On the one hand they are, in and of themselves, beautifully rendered. They serve as echoes of the show to come. Potentially intimate glimpses of the themes about the be explored, offered up in close quarters.
Where it all falls apart is in the patron traffic pattern. The audience is allowed to, museum style, explore the tableaus at their own pace. This *sounds* like a good idea until 15 people cross in front of you on their way to the next piece because there is no room for them where you are. This destroys the connection between performer and audience. I wanted to love the prologue, instead I got frustrated and just took my seat.
Heaven on Earth
So it turns out that I’m not a fan of Charles Mee’s play. I’m in good company, apparently, as The New York Times didn’t dig an earlier incarnation of the work back in 2011. Which is a shame because Sledgehammer_, the San Diego theatre company that chose to tackle the collage style work, shows a helluva lot of moxie.
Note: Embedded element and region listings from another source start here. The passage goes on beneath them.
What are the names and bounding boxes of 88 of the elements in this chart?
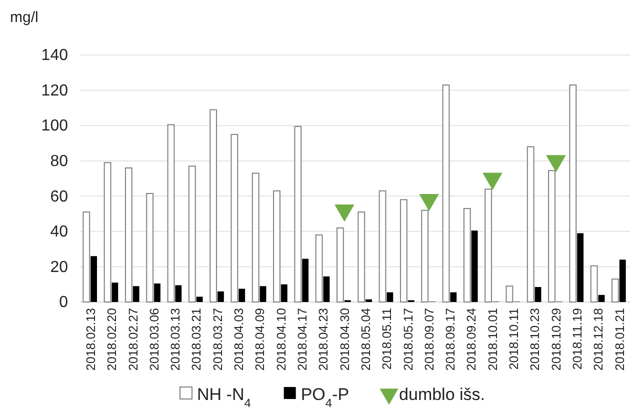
x-tick-label: 2018.04.09 [253, 308, 268, 371]
bar [132, 286, 140, 302]
x-tick-label: 2018.04.10 [274, 308, 288, 371]
bar [378, 190, 386, 302]
bar [612, 278, 619, 302]
bar [175, 285, 182, 302]
bar [230, 134, 238, 302]
bar [590, 265, 598, 302]
bar [598, 294, 605, 302]
x-tick-label: 2018.03.27 [210, 308, 225, 371]
bar [82, 212, 90, 302]
y-tick-label: 120 [41, 82, 68, 100]
bar [506, 286, 514, 302]
x-tick-label: 2018.04.30 [338, 308, 352, 371]
y-axis-title: mg/l [10, 9, 38, 26]
bar [463, 208, 471, 302]
point [482, 172, 502, 190]
bar [400, 199, 408, 302]
x-tick-label: 2018.04.03 [232, 308, 246, 371]
y-tick-label: 80 [50, 152, 68, 170]
x-tick-label: 2018.10.11 [507, 308, 522, 370]
x-tick-label: 2018.05.04 [358, 308, 373, 371]
x-tick-label: 2018.05.17 [401, 308, 416, 371]
x-tick-label: 2018.03.13 [168, 308, 183, 371]
bar [336, 227, 344, 302]
x-tick-label: 2018.12.18 [592, 308, 606, 371]
bar [619, 260, 626, 302]
x-tick-label: 2018.09.07 [422, 308, 436, 371]
bar [252, 172, 260, 302]
x-tick-label: 2018.03.21 [190, 308, 204, 371]
y-tick-label: 20 [50, 258, 68, 276]
y-tick-label: 140 [41, 47, 68, 64]
bar [471, 230, 478, 302]
bar [577, 233, 584, 302]
y-tick-label: 40 [50, 224, 68, 241]
x-tick-label: 2018.01.21 [612, 308, 627, 371]
bar [218, 291, 224, 302]
bar [315, 234, 323, 302]
bar [569, 84, 577, 302]
y-tick-label: 60 [50, 188, 68, 206]
x-tick-label: 2018.02.13 [84, 308, 98, 371]
legend-label: PO$_{4}$-P [300, 385, 350, 410]
bar [442, 84, 450, 302]
point [546, 155, 566, 172]
x-tick-label: 2018.10.23 [528, 308, 542, 371]
point [419, 194, 439, 212]
x-tick-label: 2018.02.27 [126, 308, 140, 371]
bar [90, 256, 97, 302]
x-tick-label: 2018.10.29 [549, 308, 564, 371]
x-tick-label: 2018.09.17 [444, 308, 458, 371]
y-tick-label: 0 [59, 294, 68, 312]
bar [124, 167, 132, 302]
bar [112, 282, 118, 302]
bar [273, 190, 280, 302]
legend-label: dumblo išs. [399, 385, 486, 404]
bar [167, 124, 175, 302]
bar [280, 284, 288, 302]
x-tick-label: 2018.10.01 [486, 308, 500, 371]
point [334, 204, 354, 222]
legend-label: NH -N$_{4}$ [197, 385, 252, 410]
bar [358, 212, 366, 302]
bar [188, 166, 196, 302]
bar [238, 288, 246, 302]
x-tick-label: 2018.09.24 [464, 308, 479, 371]
bar [386, 292, 394, 302]
bar [196, 296, 203, 302]
bar [104, 162, 112, 302]
bar [484, 188, 492, 302]
bar [534, 287, 542, 302]
bar [154, 283, 160, 302]
x-tick-label: 2018.04.23 [316, 308, 331, 371]
bar [323, 276, 330, 302]
x-tick-label: 2018.04.17 [295, 308, 310, 371]
bar [294, 126, 302, 302]
bar [548, 170, 556, 302]
x-tick-label: 2018.02.20 [105, 308, 120, 371]
bar [260, 286, 266, 302]
bar [450, 292, 457, 302]
bar [526, 146, 534, 302]
bar [366, 299, 372, 302]
bar [421, 210, 429, 302]
x-tick-label: 2018.03.06 [147, 308, 162, 371]
bar [302, 258, 309, 302]
x-tick-label: 2018.05.11 [380, 308, 394, 370]
x-tick-label: 2018.11.19 [570, 308, 584, 370]
y-tick-label: 100 [41, 118, 68, 135]
bar [146, 192, 154, 302]
bar [210, 109, 217, 302]
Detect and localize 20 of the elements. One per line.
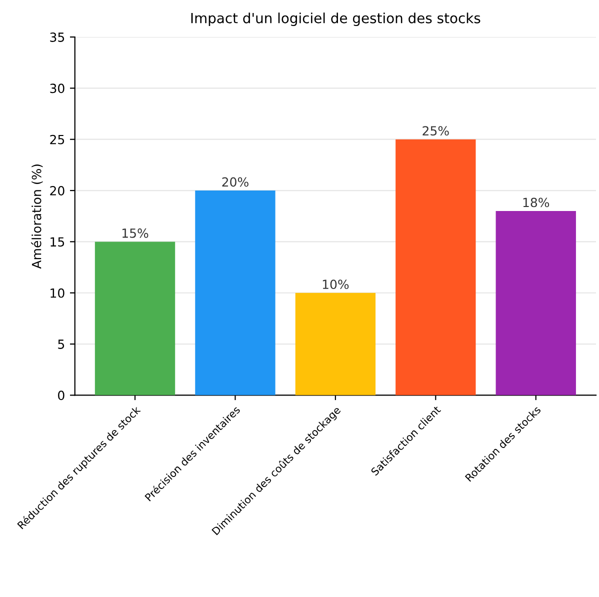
y-tick-label: 20 [50, 186, 64, 196]
data-label: 15% [122, 228, 148, 238]
bar [94, 242, 176, 396]
data-label: 20% [222, 177, 248, 187]
y-tick-label: 15 [50, 237, 64, 247]
y-tick-label: 5 [58, 340, 64, 349]
y-tick-label: 10 [50, 288, 64, 298]
bar [496, 210, 576, 396]
bar [195, 190, 276, 396]
data-label: 25% [422, 126, 449, 136]
y-tick-label: 0 [58, 390, 64, 400]
y-tick-label: 35 [50, 32, 64, 42]
data-label: 18% [523, 198, 550, 208]
chart-title: Impact d'un logiciel de gestion des stocks [191, 12, 480, 26]
bar [295, 292, 376, 396]
y-axis-title: Amélioration (%) [31, 164, 43, 269]
y-tick-label: 25 [50, 134, 64, 144]
y-tick-label: 30 [50, 84, 64, 94]
bar [396, 139, 476, 396]
data-label: 10% [322, 280, 349, 290]
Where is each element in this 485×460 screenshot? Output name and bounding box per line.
Co-founders Scott Feldsher and Robert Brill direct and design — respectively — the hell out of this show. If only the underlying text was so proudly obtuse.
As a showcase of the skills of the company and the stunning grounds of Powell Structural Lab “Heaven on Earth” is a powerhouse. Yet the intellectual bent of the underlying text works against the visceral impulse of the design and staging. The idea might be to try and play in the gap between the brain and the gut, but from my vantage point it often seemed like a lot of energy being generated without the benefit of a proper conductive material. Which is a shame, because a structural lab should have plenty of that lying around.
(Would I see another Sledgehammer_ piece? In a heartbeat.)
The Car Plays: Interchange
There were three rotations of The Car Plays at this WOW. I got to see the five-short sequence called “Yield.” Taken as a whole it was pretty much everything I wanted from a series of plays performed inside cars. There was an interlocking narrative that became apparent as the sequence progressed and yet — thanks to the diversity of writers and performers — each piece had a unique voice. Tragedy, comedy, direct address, and observational styles were all deployed.
It made me want regularly scheduled instances of The Car Plays readily availible. Then again, maybe I just have a thing for plays in cars (*cough* Hamlet-Mobile*cough*)
My only quibble? That I didn’t blow off another piece — which I haven’t written about and won’t name, not yet anyway — to catch another rotation. That was my biggest tactical error of the whole festival.